EDMONTON – Located at the edge of the highway, in the heart of Nisku, Clarence Shields runs Blackjacks Roadhouse and Airways Country Inn.
“You get a sense of what is going on in the industry,” Shield explains as he talks about the impact low oil prices have had.
He tells of a story just told to him: “Three companies in the last month have come in and just handed in their keys because they just can’t make it work.

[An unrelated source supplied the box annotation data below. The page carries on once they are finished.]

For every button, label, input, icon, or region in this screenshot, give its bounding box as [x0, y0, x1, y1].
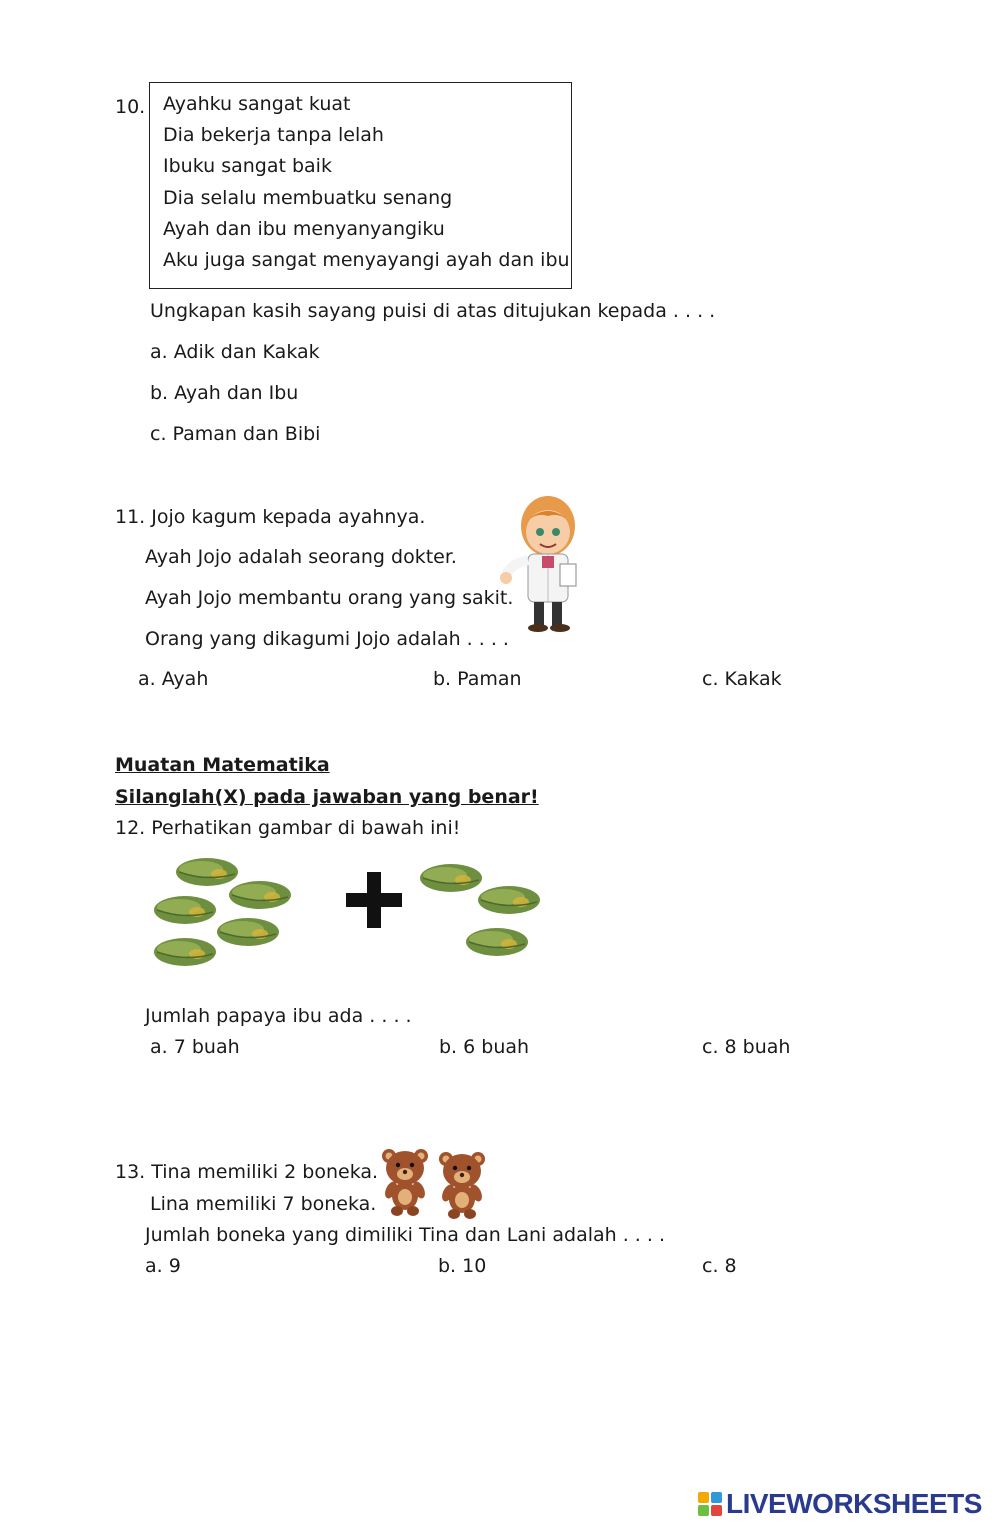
papaya-illustration	[145, 850, 555, 975]
section-instruction: Silanglah(X) pada jawaban yang benar!	[115, 786, 539, 808]
poem-line: Aku juga sangat menyayangi ayah dan ibu	[163, 249, 570, 271]
q13-option-b[interactable]: b. 10	[438, 1255, 487, 1277]
q13-line-1: 13. Tina memiliki 2 boneka.	[115, 1161, 379, 1183]
q11-line-3: Ayah Jojo membantu orang yang sakit.	[145, 587, 514, 609]
poem-line: Ayahku sangat kuat	[163, 93, 351, 115]
q11-option-c[interactable]: c. Kakak	[702, 668, 782, 690]
q13-line-2: Lina memiliki 7 boneka.	[150, 1193, 377, 1215]
q11-line-2: Ayah Jojo adalah seorang dokter.	[145, 546, 457, 568]
q12-option-c[interactable]: c. 8 buah	[702, 1036, 791, 1058]
q11-line-1: 11. Jojo kagum kepada ayahnya.	[115, 506, 426, 528]
q13-question: Jumlah boneka yang dimiliki Tina dan Lani adalah . . . .	[145, 1224, 665, 1246]
poem-line: Dia selalu membuatku senang	[163, 187, 453, 209]
q11-question: Orang yang dikagumi Jojo adalah . . . .	[145, 628, 509, 650]
q10-question: Ungkapan kasih sayang puisi di atas ditujukan kepada . . . .	[150, 300, 716, 322]
q10-option-a[interactable]: a. Adik dan Kakak	[150, 341, 320, 363]
q10-option-b[interactable]: b. Ayah dan Ibu	[150, 382, 299, 404]
liveworksheets-logo-icon	[697, 1491, 723, 1517]
liveworksheets-logo-text: LIVEWORKSHEETS	[726, 1488, 982, 1519]
q11-option-a[interactable]: a. Ayah	[138, 668, 209, 690]
doctor-illustration	[498, 494, 590, 636]
q10-number: 10.	[115, 96, 146, 118]
q12-question: Jumlah papaya ibu ada . . . .	[145, 1005, 412, 1027]
q13-option-a[interactable]: a. 9	[145, 1255, 181, 1277]
q12-option-b[interactable]: b. 6 buah	[439, 1036, 530, 1058]
teddy-bears-illustration	[378, 1145, 493, 1220]
liveworksheets-logo	[697, 1489, 982, 1519]
q10-option-c[interactable]: c. Paman dan Bibi	[150, 423, 321, 445]
poem-box	[149, 82, 572, 289]
q13-option-c[interactable]: c. 8	[702, 1255, 737, 1277]
q11-option-b[interactable]: b. Paman	[433, 668, 522, 690]
q12-prompt: 12. Perhatikan gambar di bawah ini!	[115, 817, 461, 839]
q12-option-a[interactable]: a. 7 buah	[150, 1036, 240, 1058]
poem-line: Ibuku sangat baik	[163, 155, 332, 177]
section-title: Muatan Matematika	[115, 754, 330, 776]
poem-line: Dia bekerja tanpa lelah	[163, 124, 384, 146]
poem-line: Ayah dan ibu menyanyangiku	[163, 218, 445, 240]
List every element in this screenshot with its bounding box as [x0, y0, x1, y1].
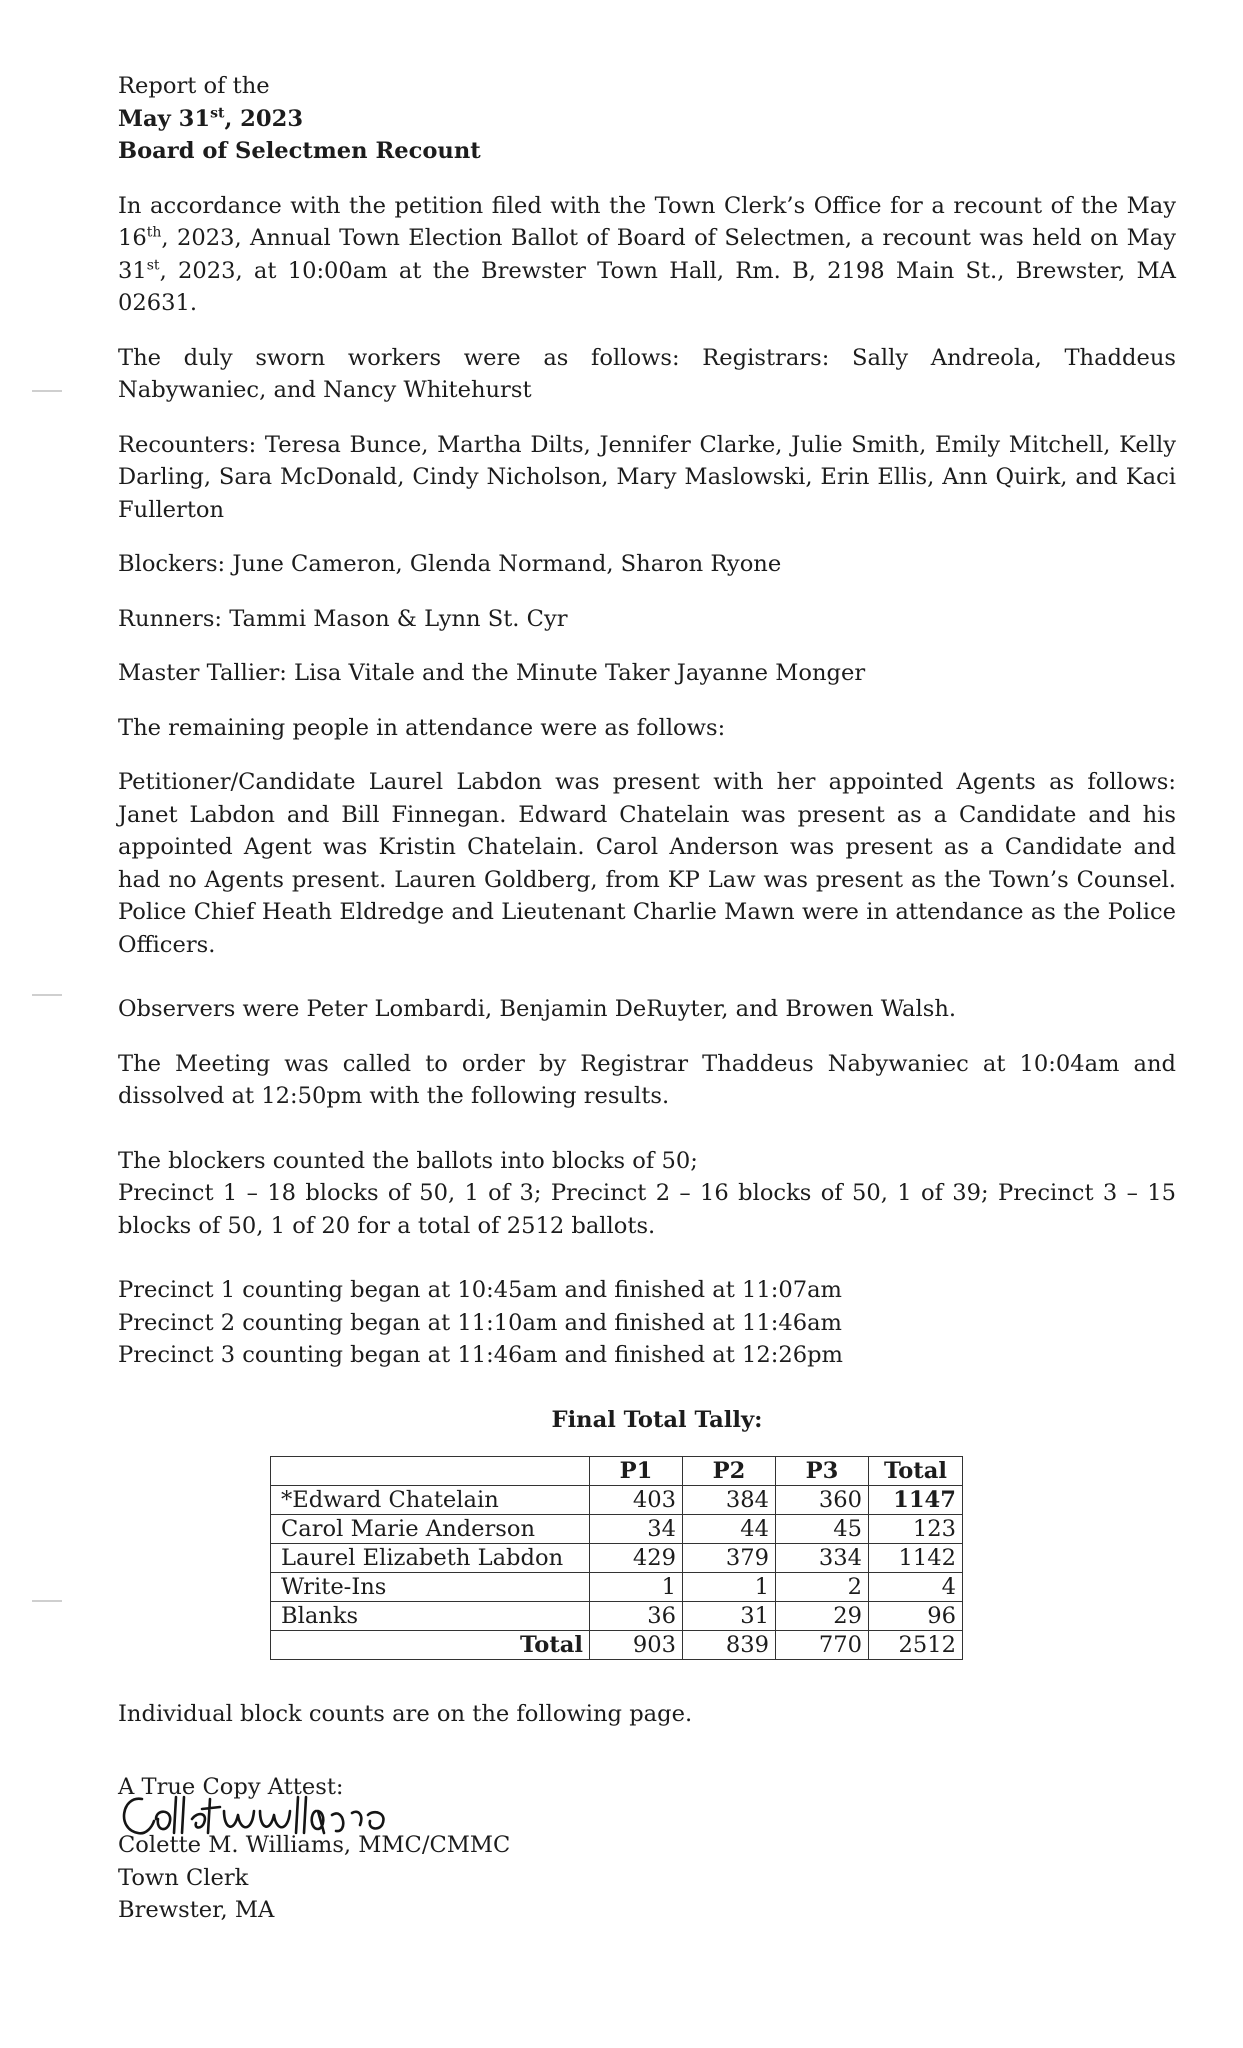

There’s no business.”
It’s on that backdrop Prime Minister Justin Trudeau will visit Alberta, meeting with Premier Rachel Notley on Wednesday afternoon.
Shields hopes Trudeau really understands what’s happening here.
“I think as a leader of the country you stand up and you say, ‘OK, I’m going look at what’s going to be the best benefit for Canada,'” Shields says.
He wants to see the prime minister commit to expanding pipeline capacity.
“We will survive this drop in oil price if we’re able to get our product to market,” says Shields.
READ MORE: Justin Trudeau to visit struggling Alberta
In Edmonton, a local employment centre office sees a steady stream of people come through. One is Fogah Amegah.
“OK, like the saying goes, ‘You don’t put all your eggs in one basket,'” Amegah says, indicating he’s been looking for work since December. His advice for the prime minister is to help Alberta diversify in areas like forestry and agriculture.
“If we diversify our sources of income, whether the oil goes up or down, it’s not the only source of income for the province,” says Amegah.
Back in Nisku, Shields thinks about the future. He leans right. His father was a PC MP for northeast Alberta at one time. But he believes pragmatism, not ideology, is what will help all of Canada prosper.
“The success of this country is really dependent on our leaders and our leaders have to take a tough stand on certain things.”